Irina Lagunina: For many years the soil of the central steppes of the United States has undergone intensive plowing. In the 1920s and 1930s, soil scientist Hugh Bennett published many articles and reports, warning of the dangers of such practices, leading to soil erosion. And in May 1934 his words received a confirmation that shocked the whole country. A gigantic dust storm eclipsed the sun over Washington, sand creaked in the teeth of New Yorkers, dust settled on the decks of ships sailing three hundred kilometers from the shore. Only when thousands of tons of land were swept up by the wind and transferred to three thousand kilometers to the east coast of America, people realized how important it is to cultivate the land correctly. Marina Yefimova tells about the history of soil science in America.
And in 20 years, the soil scientist Hugh Bennet, a graduate of the University of North Carolina, faced distrustful farmers in Oklahoma and shouted:
However, the beginning of the 20th century was cloudless for the Great Basin (that is, on the contrary, it was cloudy, with a normal amount of precipitation).

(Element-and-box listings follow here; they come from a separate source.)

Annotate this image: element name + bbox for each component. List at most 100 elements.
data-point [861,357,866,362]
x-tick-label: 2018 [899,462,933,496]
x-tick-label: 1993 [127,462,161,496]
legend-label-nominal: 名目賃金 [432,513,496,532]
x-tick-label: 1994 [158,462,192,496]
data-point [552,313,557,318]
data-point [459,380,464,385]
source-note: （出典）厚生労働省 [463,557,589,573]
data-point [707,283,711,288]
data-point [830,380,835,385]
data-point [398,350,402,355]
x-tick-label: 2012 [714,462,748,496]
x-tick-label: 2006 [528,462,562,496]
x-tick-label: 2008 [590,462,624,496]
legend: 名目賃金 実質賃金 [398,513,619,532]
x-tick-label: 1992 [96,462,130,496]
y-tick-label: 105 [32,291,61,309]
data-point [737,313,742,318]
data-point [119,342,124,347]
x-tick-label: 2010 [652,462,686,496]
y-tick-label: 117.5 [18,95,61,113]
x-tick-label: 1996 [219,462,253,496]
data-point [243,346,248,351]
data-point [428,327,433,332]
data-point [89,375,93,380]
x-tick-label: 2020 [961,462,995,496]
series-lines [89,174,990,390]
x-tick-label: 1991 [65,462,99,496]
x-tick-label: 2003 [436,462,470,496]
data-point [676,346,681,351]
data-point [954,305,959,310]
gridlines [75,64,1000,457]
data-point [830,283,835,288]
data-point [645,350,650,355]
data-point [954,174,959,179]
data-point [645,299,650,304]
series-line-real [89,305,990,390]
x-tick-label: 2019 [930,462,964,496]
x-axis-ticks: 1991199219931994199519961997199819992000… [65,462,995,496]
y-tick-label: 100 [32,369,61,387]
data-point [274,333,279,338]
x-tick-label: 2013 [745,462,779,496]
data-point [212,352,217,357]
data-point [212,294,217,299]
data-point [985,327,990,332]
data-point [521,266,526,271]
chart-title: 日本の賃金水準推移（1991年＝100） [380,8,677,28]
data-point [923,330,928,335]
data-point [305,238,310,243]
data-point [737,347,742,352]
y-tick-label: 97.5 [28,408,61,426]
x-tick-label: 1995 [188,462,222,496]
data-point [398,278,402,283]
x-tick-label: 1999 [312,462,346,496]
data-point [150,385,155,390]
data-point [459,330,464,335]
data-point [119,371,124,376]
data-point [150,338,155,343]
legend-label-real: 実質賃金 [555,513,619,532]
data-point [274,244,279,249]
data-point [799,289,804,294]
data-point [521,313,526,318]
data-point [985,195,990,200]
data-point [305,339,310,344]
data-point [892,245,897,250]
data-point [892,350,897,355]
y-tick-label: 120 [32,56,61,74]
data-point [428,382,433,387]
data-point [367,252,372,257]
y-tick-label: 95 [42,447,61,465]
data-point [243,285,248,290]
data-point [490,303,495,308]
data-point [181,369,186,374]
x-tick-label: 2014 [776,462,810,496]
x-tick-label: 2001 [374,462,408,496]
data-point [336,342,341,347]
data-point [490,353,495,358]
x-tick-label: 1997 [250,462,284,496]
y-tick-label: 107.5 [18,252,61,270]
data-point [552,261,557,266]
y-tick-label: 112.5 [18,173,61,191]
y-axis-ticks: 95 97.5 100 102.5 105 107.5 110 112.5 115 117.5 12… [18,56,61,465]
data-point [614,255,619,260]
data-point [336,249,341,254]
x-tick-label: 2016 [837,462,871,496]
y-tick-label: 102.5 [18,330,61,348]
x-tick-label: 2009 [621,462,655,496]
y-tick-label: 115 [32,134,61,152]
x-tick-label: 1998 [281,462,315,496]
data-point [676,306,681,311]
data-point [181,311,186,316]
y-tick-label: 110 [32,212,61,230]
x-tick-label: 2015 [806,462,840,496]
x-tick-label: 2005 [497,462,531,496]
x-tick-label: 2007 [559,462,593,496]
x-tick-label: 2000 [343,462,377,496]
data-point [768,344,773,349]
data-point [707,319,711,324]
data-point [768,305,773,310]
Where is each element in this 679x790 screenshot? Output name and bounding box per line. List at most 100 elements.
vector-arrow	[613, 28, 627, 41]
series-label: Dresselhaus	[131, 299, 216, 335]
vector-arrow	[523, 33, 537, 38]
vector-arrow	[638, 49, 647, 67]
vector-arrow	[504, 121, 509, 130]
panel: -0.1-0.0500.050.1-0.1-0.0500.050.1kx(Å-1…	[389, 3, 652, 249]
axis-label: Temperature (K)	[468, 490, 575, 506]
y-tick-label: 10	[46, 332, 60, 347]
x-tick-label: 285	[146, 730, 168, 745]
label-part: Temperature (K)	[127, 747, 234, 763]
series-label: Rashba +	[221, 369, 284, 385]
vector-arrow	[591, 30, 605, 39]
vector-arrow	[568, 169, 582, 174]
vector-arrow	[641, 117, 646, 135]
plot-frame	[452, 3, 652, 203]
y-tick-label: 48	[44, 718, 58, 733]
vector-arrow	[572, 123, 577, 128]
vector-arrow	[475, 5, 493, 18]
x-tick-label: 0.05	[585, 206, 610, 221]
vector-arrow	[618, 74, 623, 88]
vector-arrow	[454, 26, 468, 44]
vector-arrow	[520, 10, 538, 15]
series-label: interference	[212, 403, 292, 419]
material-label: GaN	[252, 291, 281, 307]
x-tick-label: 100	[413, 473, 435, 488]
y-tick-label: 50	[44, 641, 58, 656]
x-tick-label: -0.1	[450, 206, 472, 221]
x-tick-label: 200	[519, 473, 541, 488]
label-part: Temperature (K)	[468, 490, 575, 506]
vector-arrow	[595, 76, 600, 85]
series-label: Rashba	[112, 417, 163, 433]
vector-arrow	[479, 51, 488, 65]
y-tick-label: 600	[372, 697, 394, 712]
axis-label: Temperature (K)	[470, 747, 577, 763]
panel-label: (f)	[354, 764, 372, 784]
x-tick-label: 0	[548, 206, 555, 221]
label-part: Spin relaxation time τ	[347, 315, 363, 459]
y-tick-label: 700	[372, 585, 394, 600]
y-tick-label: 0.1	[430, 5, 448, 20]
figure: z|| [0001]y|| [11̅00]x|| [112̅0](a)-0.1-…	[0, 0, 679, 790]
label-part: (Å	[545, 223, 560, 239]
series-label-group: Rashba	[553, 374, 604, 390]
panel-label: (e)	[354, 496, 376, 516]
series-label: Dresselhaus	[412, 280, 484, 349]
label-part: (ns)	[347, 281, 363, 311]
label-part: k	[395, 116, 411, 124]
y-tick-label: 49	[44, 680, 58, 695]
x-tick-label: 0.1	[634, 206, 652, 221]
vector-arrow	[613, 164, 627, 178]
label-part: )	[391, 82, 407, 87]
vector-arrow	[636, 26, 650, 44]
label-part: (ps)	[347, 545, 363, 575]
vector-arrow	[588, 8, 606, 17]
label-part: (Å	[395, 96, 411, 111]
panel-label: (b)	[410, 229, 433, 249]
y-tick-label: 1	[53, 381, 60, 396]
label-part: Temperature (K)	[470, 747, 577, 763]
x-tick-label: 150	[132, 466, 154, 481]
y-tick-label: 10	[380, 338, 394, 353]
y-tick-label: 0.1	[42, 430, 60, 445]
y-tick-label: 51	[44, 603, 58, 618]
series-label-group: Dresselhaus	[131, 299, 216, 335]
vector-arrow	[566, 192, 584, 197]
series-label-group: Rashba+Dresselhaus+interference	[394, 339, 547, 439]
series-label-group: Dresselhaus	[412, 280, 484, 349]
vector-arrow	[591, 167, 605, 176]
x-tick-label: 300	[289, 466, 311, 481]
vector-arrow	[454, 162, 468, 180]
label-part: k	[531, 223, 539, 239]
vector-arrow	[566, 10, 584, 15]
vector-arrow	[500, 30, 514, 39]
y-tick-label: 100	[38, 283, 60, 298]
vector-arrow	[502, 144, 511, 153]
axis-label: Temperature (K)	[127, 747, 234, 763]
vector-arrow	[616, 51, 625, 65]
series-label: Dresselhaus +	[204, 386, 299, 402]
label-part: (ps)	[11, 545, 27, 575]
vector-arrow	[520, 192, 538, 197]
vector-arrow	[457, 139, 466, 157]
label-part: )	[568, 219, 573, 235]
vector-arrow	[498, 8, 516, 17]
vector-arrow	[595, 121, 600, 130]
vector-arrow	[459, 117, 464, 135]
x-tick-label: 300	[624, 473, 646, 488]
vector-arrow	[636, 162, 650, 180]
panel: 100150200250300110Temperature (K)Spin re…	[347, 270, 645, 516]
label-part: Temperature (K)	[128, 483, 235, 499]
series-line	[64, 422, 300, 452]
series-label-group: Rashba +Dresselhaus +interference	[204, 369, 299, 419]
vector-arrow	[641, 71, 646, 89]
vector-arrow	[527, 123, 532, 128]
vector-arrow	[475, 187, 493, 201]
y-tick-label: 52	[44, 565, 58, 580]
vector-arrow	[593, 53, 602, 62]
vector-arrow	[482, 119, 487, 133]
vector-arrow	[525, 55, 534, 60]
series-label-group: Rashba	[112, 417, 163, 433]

Wheat yields have reached such proportions that America for the first time in history has surpassed Russia in the production and export of wheat. But the longer was the period of heavy rains, the closer the drought period approached. And there, on the plateau of the Great Basin, on millions of hectares from the ground, her skin was removed-the sod, the saving shoot of tenacious, patient herbs. And Hugh Bennet wrote about this, reported, explained, yelled. all for nothing. The soil scientist, professor of the University of Sevastopol, tells. Carolina Maurice Cook:
April 15, 1935 Charlene Alexis from Oklahoma was 8 years old.
And it was on this day, which received the title of “Black Sunday” in history, April 15, 1935, at 2 o’clock in the afternoon, that Hugh Bennet was appointed to a special commission of the Congress. How did Bennet manage to make his appearance on Sunday? Maybe he said that on that day he had a particularly convincing argument.
We are still not sure what turned the fertile lands of Africa and Australia into deserts – nature or man. that deprived the vegetation of Greece – the climate or gantry of the ancients, when huge herds of goats trampled the soil. But pedologists answer these doubts unequivocally. Their favorite saying: “Goats ate Greece.”
Head of Special Projects of the Russian Service of Radio Liberty.
Materials on the topic.
Soil scientist Hugh Bennet and a dusty cauldron.